| I think you’re still missing the point. Whether the model is accurate or not is beside the point. A completely accurate model may indeed show a higher recidivism risk for an inner city kid compared to one from the suburbs. If it’s used in sentencing or other life-affecting decisions then it’s going to amplify historical injustices. People commit more crimes when they have less opportunity. People have less opportunity when they grow up in high crime neighbourhoods. This is a negative feedback loop which was started by slavery and accelerated by segregation and redlining. It’s not enough to use a hands-off approach. To correct the problem requires an active push in the opposite direction, to restore opportunity and break the cycles. Edit: Think of it this way. You and some friends are playing Monopoly, drinking a few beers and having a great time. An hour and a half into the game (we all know games of Monopoly can last 4 hours or more), you discover one of your friends has been cheating. Now what? He says "Sorry everyone! I'll stop cheating now and everything will be fine." Is that true? Of course not. The proceeds from cheating may have been used to acquire the orange properties and maybe even put houses up on them.
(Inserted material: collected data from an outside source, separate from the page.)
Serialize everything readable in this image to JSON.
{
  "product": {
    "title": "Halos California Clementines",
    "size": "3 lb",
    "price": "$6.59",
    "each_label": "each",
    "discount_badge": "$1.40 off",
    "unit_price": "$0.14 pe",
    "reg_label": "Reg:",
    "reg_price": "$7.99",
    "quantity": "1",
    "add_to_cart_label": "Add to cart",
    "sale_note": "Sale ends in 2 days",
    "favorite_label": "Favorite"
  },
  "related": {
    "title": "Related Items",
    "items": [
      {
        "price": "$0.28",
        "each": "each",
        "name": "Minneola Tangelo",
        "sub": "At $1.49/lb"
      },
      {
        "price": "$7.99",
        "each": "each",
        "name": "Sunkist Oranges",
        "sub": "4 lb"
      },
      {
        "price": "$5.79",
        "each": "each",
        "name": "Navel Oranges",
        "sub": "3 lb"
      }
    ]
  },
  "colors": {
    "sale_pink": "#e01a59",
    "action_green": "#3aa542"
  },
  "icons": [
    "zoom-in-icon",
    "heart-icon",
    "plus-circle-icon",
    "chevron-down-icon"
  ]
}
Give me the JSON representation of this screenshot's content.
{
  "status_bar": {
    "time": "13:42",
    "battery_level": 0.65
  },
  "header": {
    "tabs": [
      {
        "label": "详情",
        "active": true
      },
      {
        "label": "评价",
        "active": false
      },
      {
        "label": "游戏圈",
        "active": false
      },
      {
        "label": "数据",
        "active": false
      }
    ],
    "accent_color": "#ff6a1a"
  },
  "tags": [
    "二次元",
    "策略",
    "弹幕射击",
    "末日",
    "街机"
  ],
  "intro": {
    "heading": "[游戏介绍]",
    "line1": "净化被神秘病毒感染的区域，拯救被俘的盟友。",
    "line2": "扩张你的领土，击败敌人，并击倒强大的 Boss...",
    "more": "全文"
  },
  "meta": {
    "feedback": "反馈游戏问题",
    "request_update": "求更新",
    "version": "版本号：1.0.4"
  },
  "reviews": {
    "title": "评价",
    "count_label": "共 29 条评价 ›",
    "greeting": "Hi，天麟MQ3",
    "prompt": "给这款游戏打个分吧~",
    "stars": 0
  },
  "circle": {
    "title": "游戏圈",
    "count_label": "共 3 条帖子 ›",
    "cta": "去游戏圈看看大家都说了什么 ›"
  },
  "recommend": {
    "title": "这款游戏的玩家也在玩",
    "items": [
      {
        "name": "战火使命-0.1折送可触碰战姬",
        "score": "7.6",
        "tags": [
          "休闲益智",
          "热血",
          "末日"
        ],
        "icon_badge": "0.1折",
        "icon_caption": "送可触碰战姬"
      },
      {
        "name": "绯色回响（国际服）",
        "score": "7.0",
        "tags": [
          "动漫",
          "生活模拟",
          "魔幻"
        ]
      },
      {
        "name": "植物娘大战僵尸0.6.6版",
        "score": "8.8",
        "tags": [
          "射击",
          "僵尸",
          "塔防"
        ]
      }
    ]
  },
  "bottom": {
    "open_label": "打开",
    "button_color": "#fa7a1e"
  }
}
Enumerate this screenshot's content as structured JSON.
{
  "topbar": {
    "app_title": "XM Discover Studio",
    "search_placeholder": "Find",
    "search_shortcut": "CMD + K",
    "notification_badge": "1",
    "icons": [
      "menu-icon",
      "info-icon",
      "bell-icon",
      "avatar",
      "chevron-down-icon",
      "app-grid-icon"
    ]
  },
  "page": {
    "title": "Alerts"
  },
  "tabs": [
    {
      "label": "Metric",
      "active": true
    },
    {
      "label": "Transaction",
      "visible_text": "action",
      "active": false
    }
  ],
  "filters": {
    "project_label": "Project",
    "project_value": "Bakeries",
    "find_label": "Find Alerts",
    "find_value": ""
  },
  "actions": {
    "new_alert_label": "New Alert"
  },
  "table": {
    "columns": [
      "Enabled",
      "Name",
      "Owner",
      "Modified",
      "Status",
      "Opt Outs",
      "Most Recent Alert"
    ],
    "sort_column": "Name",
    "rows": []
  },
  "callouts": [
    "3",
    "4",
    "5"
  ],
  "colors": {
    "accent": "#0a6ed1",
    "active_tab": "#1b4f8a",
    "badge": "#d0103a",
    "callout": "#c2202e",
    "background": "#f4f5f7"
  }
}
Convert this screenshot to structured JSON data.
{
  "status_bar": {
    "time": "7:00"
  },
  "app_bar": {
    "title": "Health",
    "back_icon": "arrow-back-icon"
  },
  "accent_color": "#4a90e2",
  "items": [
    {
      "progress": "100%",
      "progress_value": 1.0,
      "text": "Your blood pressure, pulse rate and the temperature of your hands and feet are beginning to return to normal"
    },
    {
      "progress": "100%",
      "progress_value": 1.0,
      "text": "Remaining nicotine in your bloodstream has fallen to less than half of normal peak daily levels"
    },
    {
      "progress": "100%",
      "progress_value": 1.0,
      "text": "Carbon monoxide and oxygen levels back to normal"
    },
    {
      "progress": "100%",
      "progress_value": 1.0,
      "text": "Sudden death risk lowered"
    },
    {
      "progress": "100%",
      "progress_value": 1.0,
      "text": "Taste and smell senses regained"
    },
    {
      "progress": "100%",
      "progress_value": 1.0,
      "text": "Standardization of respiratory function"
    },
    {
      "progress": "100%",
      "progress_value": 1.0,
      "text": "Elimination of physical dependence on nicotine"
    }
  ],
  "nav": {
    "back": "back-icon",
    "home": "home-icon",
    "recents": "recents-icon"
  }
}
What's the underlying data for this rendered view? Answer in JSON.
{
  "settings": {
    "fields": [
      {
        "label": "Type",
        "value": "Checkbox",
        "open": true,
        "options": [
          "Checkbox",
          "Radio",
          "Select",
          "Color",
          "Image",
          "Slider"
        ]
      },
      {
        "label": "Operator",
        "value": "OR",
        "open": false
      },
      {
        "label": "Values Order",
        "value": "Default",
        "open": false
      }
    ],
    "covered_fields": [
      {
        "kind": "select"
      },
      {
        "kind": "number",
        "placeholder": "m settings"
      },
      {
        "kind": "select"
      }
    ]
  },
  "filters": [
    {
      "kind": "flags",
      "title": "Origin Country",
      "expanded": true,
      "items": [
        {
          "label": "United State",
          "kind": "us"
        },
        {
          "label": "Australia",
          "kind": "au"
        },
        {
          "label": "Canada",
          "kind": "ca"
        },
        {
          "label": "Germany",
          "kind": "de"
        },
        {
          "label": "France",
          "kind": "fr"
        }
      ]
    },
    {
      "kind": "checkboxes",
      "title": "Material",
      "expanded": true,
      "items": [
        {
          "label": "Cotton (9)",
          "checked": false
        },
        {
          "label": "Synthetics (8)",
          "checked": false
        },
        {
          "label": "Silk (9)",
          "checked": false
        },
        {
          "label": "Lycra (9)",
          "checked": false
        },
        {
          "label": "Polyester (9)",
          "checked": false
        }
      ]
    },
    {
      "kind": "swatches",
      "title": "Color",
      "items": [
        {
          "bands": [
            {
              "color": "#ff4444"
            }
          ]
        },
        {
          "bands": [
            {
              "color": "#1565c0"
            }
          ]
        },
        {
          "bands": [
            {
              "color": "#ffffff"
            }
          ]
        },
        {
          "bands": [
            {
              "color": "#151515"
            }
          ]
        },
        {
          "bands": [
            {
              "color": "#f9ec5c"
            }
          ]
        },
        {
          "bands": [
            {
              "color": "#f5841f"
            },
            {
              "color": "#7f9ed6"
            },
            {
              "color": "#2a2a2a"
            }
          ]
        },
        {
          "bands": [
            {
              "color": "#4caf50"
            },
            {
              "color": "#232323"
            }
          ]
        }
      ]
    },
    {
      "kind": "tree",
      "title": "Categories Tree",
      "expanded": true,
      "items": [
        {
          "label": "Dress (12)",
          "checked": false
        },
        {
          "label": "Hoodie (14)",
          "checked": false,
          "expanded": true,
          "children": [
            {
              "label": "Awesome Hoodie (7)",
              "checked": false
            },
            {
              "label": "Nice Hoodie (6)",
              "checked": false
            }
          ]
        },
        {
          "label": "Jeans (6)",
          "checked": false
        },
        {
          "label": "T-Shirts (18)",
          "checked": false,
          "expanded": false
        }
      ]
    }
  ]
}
Every time you and the other friends land on those properties you end up paying rent to the previously cheating friend. Rent that he should not be collecting because those assets were acquired by cheating. This is what it's like to have historical injustices continue to perpetuate into the future. |
This is the problem with processing our world down racial lines. You're trying to correct for a historical injustice. The fact that race factors into the circumstance of why people are where they are right now doesn't change the fact that those variables lead to recidivism. It's not racist. It's accurate.
If you want to fix the problem, then you need to fix the underlying issues, which tend to be economic. Those economic issues stem from an issue that affects all races, and therefore splitting it across racial lines only serves to reduce the possibility of actual change.
All you're doing when you try to account for historical injustice is slapping a band-aid on a deeper issue.